What if he touched me?
What if…
“I’ve missed seeing that,” he murmured, “your smile.”
Part of me wanted to turn and run away, break the moment, break it before it broke me. But more and more I didn’t want to be that girl anymore, the one who ran when she was afraid, who’d run from the coffee shop hours before, who’d run from her boyfriend’s betrayal all those weeks ago, and almost got herself killed. Who’d been running her whole life. I was so tired of that girl, of running from things that scared me—I wanted to be in pursuit for a change, to be the one chasing what I wanted, instead of fleeing like a coward. I wanted to know how it felt. I wanted to take chances, to be bold, not cautious.
I wanted to live.
“It’s killed me the past few months, seeing what he’s done to you, twisting you up then tossing you out like garbage. You don’t deserve that.”
But I didn’t want to think about that, about him. Josh. Breathless, I stepped closer. “What do I deserve?”
“So much,” he whispered. “Everything.” The
brown of his eyes was deeper than usual, and in them I knew I could drown.
Excitement…thrill…anticipation. I didn’t know, wasn’t sure.

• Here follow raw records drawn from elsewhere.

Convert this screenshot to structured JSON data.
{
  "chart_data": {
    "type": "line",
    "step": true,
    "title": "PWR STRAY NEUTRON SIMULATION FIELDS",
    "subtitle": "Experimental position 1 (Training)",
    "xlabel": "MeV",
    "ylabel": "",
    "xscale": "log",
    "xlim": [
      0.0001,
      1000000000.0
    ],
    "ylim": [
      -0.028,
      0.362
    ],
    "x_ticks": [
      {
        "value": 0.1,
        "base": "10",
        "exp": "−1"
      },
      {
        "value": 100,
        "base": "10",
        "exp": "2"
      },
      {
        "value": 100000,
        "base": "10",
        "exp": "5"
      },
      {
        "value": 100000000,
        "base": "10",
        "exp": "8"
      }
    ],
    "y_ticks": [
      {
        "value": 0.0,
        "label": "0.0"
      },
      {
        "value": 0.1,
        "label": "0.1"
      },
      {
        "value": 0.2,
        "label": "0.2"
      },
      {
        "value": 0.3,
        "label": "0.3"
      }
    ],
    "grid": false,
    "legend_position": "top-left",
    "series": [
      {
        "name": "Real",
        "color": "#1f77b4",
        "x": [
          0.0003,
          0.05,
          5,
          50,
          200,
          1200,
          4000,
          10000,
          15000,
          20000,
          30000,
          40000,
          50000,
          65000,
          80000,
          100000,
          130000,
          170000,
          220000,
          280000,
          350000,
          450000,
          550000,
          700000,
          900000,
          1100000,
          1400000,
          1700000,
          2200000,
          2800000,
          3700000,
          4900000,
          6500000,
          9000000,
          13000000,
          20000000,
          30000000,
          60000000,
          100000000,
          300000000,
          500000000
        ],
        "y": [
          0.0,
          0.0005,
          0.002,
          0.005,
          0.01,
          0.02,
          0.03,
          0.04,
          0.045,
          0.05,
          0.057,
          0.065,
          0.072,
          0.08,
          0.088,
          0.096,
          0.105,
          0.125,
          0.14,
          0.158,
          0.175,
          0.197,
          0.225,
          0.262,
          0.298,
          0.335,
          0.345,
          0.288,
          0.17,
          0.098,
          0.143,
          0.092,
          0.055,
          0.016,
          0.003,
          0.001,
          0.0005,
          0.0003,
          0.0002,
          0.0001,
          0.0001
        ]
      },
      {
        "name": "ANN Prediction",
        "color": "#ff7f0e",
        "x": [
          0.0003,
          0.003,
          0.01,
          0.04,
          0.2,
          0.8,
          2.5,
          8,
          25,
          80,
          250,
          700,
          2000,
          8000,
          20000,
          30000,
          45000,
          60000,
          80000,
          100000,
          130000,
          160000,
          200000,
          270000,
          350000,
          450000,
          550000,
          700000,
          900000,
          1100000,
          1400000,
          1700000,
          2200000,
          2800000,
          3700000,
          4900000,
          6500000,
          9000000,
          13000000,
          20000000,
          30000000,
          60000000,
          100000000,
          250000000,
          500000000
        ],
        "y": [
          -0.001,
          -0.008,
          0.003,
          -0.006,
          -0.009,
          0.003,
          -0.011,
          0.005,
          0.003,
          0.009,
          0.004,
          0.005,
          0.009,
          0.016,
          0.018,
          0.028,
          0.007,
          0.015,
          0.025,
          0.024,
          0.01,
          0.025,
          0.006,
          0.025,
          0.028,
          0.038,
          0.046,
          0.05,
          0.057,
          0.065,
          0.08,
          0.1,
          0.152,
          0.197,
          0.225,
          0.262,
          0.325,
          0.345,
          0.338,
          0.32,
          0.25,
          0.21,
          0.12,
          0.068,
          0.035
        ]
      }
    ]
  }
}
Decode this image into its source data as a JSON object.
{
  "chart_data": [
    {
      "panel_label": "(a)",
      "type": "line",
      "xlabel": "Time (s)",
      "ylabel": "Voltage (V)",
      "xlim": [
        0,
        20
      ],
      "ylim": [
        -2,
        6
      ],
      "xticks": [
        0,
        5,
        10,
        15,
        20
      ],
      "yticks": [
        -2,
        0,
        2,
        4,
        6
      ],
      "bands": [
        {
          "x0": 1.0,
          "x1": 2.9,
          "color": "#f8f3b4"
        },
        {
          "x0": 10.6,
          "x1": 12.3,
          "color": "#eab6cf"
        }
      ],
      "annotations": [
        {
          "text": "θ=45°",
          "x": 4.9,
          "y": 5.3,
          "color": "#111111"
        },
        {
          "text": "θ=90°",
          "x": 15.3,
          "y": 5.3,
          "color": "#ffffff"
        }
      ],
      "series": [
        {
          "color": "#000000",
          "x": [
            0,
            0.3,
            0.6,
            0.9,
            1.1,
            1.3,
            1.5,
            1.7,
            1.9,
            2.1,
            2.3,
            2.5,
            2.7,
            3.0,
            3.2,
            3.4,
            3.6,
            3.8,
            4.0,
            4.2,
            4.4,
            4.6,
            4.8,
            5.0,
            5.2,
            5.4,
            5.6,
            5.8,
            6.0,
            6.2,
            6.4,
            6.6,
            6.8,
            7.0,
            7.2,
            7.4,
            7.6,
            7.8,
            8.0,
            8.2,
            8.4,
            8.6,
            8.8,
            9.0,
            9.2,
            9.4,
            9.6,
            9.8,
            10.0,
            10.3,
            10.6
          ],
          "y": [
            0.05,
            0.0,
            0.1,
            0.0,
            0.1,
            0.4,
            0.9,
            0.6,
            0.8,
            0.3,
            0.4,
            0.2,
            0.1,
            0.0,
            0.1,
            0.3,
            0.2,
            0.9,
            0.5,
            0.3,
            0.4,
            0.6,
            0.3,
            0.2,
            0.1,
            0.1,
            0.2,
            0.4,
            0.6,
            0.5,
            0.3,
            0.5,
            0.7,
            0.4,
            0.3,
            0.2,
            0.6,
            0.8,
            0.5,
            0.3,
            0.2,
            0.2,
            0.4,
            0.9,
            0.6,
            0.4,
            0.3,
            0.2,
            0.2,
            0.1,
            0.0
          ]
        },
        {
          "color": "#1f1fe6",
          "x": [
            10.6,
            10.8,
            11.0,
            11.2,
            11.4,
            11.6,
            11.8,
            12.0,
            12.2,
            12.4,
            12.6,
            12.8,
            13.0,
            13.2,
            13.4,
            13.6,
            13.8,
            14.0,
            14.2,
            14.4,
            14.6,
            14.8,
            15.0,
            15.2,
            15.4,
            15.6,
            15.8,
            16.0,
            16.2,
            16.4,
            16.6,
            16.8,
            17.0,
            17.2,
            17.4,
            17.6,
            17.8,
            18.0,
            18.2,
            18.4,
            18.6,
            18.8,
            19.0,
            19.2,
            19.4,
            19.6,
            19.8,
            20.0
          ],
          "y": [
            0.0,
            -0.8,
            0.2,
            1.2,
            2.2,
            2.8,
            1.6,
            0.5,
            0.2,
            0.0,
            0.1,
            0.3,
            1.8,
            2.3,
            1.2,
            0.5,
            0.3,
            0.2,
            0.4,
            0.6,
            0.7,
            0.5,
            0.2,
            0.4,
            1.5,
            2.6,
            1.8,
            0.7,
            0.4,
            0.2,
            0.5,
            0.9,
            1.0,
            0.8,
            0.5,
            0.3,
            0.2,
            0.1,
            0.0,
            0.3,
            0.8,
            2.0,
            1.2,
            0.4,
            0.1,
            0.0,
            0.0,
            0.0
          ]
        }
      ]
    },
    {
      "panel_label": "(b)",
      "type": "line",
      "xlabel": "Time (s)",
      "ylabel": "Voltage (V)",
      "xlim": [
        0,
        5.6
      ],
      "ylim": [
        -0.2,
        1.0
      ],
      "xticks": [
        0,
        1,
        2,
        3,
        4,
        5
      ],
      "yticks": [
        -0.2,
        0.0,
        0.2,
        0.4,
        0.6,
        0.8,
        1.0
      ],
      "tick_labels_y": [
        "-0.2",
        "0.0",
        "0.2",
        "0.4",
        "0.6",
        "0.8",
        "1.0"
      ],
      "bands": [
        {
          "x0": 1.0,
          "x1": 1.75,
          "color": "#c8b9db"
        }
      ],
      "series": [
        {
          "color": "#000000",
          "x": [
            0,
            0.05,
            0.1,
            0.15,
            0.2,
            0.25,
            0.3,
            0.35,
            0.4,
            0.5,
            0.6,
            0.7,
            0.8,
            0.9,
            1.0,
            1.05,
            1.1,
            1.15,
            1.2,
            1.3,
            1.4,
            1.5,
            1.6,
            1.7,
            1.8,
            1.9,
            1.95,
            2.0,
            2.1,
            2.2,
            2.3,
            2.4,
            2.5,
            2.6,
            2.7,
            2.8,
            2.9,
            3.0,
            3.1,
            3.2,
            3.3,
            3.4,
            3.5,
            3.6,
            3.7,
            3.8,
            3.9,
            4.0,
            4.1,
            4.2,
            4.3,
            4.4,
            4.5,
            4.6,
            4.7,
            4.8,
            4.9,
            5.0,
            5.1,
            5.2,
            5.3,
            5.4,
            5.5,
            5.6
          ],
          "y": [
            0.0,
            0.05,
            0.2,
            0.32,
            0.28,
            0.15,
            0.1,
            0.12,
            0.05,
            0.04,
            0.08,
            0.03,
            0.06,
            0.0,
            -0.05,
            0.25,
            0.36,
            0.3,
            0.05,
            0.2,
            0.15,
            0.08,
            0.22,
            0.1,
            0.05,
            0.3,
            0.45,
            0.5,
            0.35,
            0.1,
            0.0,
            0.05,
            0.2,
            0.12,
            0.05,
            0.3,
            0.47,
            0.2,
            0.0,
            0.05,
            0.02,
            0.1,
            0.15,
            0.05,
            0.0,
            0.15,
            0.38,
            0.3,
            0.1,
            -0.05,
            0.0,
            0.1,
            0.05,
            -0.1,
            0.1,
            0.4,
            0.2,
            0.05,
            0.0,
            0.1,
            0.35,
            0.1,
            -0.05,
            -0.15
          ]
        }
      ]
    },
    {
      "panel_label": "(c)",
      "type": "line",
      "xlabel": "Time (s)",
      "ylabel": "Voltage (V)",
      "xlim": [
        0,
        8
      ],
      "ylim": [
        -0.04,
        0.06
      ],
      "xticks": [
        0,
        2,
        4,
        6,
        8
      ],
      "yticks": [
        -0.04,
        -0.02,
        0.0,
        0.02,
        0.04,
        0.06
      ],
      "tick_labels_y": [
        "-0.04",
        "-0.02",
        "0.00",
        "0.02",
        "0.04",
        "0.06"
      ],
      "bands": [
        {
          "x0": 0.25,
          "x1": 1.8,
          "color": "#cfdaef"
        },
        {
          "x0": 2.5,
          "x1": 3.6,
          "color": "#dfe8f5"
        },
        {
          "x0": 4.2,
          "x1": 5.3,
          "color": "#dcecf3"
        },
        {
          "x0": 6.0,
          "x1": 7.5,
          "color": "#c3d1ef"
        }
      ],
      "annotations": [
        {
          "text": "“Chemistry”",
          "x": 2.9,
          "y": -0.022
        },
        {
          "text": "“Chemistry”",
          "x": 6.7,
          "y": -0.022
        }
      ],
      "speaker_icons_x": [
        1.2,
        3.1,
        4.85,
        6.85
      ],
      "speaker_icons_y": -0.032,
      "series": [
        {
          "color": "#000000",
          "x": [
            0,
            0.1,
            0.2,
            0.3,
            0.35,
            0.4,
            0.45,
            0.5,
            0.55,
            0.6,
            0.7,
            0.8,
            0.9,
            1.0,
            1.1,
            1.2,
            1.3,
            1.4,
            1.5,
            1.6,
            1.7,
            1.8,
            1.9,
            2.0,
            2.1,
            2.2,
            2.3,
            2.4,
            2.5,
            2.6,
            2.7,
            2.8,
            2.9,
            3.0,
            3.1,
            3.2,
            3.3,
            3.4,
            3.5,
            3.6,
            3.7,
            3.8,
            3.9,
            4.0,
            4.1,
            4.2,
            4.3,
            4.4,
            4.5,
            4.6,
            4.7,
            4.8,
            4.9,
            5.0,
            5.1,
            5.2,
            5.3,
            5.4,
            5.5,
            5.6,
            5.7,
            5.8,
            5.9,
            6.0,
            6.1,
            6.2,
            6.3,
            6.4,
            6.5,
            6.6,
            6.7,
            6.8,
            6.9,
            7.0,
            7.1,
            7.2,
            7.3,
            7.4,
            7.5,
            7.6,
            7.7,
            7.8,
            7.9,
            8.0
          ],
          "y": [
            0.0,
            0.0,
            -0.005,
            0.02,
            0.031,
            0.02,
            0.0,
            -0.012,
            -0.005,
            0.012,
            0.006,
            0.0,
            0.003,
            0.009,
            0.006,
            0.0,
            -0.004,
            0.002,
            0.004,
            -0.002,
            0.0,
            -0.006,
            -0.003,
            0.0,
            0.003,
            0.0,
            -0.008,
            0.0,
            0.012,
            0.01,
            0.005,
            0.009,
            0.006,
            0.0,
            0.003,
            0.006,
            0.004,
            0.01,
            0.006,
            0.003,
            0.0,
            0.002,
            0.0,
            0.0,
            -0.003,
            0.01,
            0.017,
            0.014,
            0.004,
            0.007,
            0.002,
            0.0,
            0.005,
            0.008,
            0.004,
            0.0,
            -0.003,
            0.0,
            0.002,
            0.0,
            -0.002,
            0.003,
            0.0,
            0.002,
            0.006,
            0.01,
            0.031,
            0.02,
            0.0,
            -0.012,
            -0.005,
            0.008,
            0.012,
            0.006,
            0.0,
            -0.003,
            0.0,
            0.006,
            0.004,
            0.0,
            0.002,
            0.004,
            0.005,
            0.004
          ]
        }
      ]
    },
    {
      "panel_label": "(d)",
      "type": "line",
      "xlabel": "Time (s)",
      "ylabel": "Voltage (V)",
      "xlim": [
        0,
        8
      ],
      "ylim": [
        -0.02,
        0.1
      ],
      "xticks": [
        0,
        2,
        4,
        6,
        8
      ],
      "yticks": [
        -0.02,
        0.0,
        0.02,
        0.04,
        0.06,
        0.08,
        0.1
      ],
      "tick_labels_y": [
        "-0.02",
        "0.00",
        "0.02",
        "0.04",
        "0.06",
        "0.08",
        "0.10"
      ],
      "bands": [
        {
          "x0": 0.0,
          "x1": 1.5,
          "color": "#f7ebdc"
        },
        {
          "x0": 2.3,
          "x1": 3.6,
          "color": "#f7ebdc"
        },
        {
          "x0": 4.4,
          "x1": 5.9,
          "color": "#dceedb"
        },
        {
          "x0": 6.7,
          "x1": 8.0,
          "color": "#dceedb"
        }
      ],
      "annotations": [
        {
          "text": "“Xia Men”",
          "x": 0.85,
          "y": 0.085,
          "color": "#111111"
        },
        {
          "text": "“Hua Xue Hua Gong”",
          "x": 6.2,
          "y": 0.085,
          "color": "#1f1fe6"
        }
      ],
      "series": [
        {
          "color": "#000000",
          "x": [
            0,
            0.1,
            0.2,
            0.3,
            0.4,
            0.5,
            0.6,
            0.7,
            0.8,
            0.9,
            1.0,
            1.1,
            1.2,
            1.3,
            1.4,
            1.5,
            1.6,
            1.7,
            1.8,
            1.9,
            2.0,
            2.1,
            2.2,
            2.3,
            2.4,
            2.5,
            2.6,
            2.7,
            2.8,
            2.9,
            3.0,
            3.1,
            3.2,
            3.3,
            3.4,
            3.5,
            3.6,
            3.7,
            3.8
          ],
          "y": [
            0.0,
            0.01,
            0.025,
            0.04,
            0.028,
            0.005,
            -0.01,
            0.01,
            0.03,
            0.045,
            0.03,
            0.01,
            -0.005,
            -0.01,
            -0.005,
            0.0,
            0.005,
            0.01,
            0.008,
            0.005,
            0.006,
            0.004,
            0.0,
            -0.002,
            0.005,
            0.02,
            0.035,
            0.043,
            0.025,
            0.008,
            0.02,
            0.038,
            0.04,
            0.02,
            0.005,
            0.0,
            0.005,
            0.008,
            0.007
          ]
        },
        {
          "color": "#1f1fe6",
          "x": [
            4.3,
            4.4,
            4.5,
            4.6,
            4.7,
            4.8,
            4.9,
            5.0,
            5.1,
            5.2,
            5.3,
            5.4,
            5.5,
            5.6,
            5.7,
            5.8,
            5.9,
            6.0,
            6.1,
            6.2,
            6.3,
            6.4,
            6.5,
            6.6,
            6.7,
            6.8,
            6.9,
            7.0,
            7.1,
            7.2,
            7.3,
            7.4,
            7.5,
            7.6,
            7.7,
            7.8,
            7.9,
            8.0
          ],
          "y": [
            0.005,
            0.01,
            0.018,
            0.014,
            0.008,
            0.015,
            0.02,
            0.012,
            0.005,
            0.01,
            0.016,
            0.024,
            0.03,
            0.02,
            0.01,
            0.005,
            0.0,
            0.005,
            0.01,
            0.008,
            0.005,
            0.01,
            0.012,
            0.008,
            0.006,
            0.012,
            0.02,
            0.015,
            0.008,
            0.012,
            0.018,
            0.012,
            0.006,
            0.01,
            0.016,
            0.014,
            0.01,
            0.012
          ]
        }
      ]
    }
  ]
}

Not unease, I told myself. Fear, maybe, but not the bad kind—the exciting kind, like sky-diving. Free falling. All I could think was…this was Coach Grimes, and he was looking at me like I was the most beautiful girl in the world. And I could hear Lexi whispering—if you want your life back, you have to go for it...
“This,” he said, and then somehow I was in his arms, pulled close and held tight, against his body. Moving to the music.
Mindlessly I lifted my own arms to curve around his waist, and the heat streaked deeper, liquid lightening through every cell of my body. I held on, held on so, so tight, stunned by the hard, sculpted feel of him.
“So perfect,” he murmured, running a hand up my back to tangle in my hair. “I’ve imagined this so many times.”
His hands settled against my shoulders, the warmth of his breath feathering against my neck.
“But you were too young at first,” he said with a soft kiss to bare flesh. “And I was married.”
I shivered.
“But you’re not a little girl anymore,” he said, nibbling, “and I’m a free man.”
Drowning. It was all I could think. I was drowning, drowning.
Everything was different, all the boundaries from before, the lines, gone. There was just him and me, alone, with nothing standing between us.
This, I realized. This was it. The moment I’d been waiting for, the chance to be the person I wanted to be, someone who went after life, what she wanted, and didn’t look back.
He was right. I wasn’t a little girl anymore.
“So beautiful,” he murmured against my hair. “Do you have any idea how long I’ve wanted to hold you like this?”
No, I tried to whisper, but the words wouldn’t form, not as his hands roamed my body, his mouth pressing little kisses along my jaw. There was only a wash of sensation, and scrape of breath.
Dream, some part of me thought. This was all some wild, mixed-up dream, not really happening, couldn’t really be happening, but then his mouth was on mine, his whiskers scraping along my jaw, and I could feel him pressed against my belly, and I knew that it was real. That he was real. That what was happening—what was about to happen—was real.